Le pire problème reste cependant le manque de personnel à tous les niveaux. S’il n’est pas trop visible pour les touristes, c’est à cause du recours à des travailleurs précaires embauchés à des salaires extrêmement bas (1). “Selon les données de 2020, il manque 32 pour cent de personnel de sécurité, tandis que 77 pour cent des agents en service ont plus de 55 ans.” L’âge élevé revient sans cesse au cours de l’entretien. « Il manque 36 pour cent de la main-d’œuvre, et 60 pour cent des historiens de l’art, archéologues ou architectes ont plus de 55 ans. » Pas de soulagement donc. “Au sein de la Direction des Musées, la situation est encore pire avec un déficit de personnel approchant les 60 pour cent, et atteignant 70 pour cent parmi les responsables des procédures de dépenses.” D’où, comme vous l’aurez deviné, un nombre inquiétant d’intérimaires ou de doubles postes.
Comme en France, où la situation s’avère souvent similaire (ce que le Journal des arts ne dit pas, la situation étant censée être connue de ses lecteurs), le Ministère passe de main en main. Mais ici s’ajoute une perpétuelle envie de modifications qui vont « siffler » après avoir créé d’incroyables polémiques. “De 1998 aux premiers mois de 2024, le ministère de la Culture a connu quinze réformes qui n’ont fait que mettre un peu plus de pression sur une structure en sous-effectif.” Il faudrait remédier à ces lacunes, mais « les concours pour les recrutements restent extrêmement rares ». Nous sommes donc face à « une machine qui tourne à vide ». « L’ensemble du système est au bord de l’effondrement. » Aucun ministre n’a eu le courage de taper du poing sur la table. “C’est comme si le ministre de l’Economie devait fonctionner sans se soucier d’une dette incontrôlable.” Des propos malheureux à mon avis quand on a un journaliste français face à soi…

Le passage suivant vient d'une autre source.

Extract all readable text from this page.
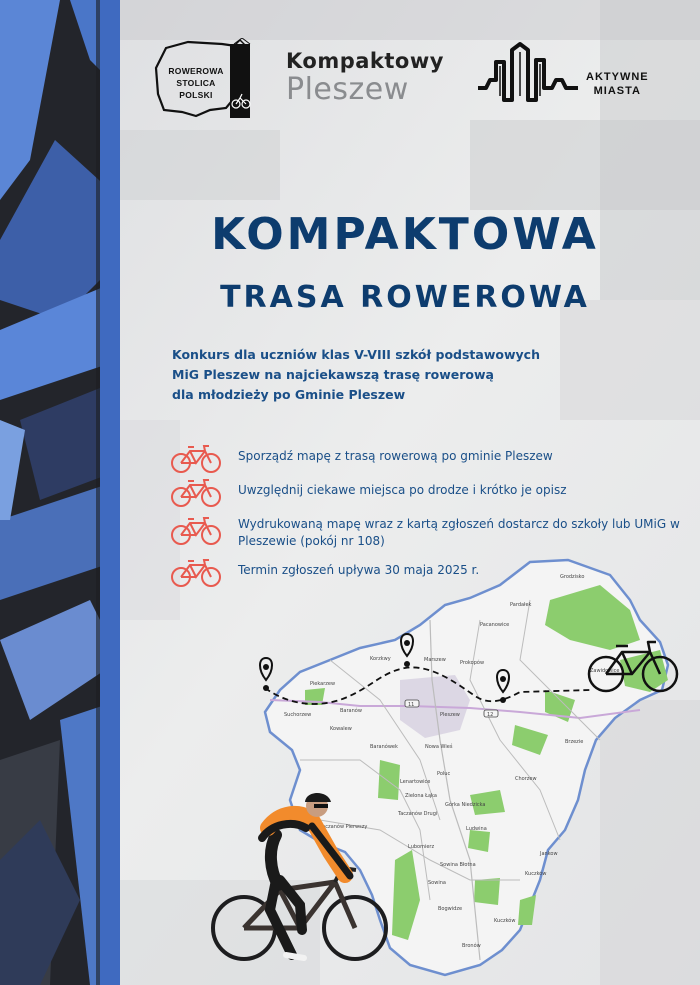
ROWEROWA
STOLICA
POLSKI
Kompaktowy
Pleszew	AKTYWNE
MIASTA
KOMPAKTOWA
TRASA ROWEROWA
Konkurs dla uczniów klas V-VIII szkół podstawowych
MiG Pleszew na najciekawszą trasę rowerową
dla młodzieży po Gminie Pleszew
Sporządź mapę z trasą rowerową po gminie Pleszew
Uwzględnij ciekawe miejsca po drodze i krótko je opisz
Wydrukowaną mapę wraz z kartą zgłoszeń dostarcz do szkoły lub UMiG w Pleszewie (pokój nr 108)
Termin zgłoszeń upływa 30 maja 2025 r.
11
12
Grodzisko
Pardałek
Pacanowice
Zawidowice
Korzkwy	Marszew	Prokopów
Piekarzew
Suchorzew
Baranów
Kowalew
Pleszew
Baranówek	Nowa Wieś
Brzezie
Poluc
Chorzew
Lenartowice
Zielona Łąka
Górka Niedzicka
Taczanów Drugi
Taczanów Pierwszy	Ludwina
Lubomierz
Jankow
Kuczków
Sowina Błotna
Sowina
Bogwidze
Bronów
Kuczków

“Moins de trois Italiens sur dix fréquentent les musées et les bibliothèques chaque année.”
Francesco Erbani
Francesco Erbani critique également la marchandisation de la culture, l’obsession de la fréquentation et la location des lieux publics. Des choses, dit-on entre nous, très présentes en France aussi. Enfin, il souligne que les Italiens eux-mêmes visitent rarement leurs musées, et encore moins souvent leurs bibliothèques. “Moins de trois Italiens sur dix fréquentent chaque année ce type de lieux culturels.” Le tourisme devient soudain la raison d’être du patrimoine, avec les risques d’abus auxquels la chose peut conduire (2). « Le Journal des arts » complète cependant son dossier avec une bonne nouvelle. C’est nécessaire. Le « couloir Vasari » a rouvert ses portes aux Offices à Florence. Rome dispose d’un nouveau centre muséal situé sur le Corso. Il se passe également beaucoup de choses partout, comme je le répète parfois. La situation resterait-elle normale dans son anomalie ?
(1) Pendant longtemps, après la guerre, je me souviens que les gardes étaient d’anciens blessés de guerre.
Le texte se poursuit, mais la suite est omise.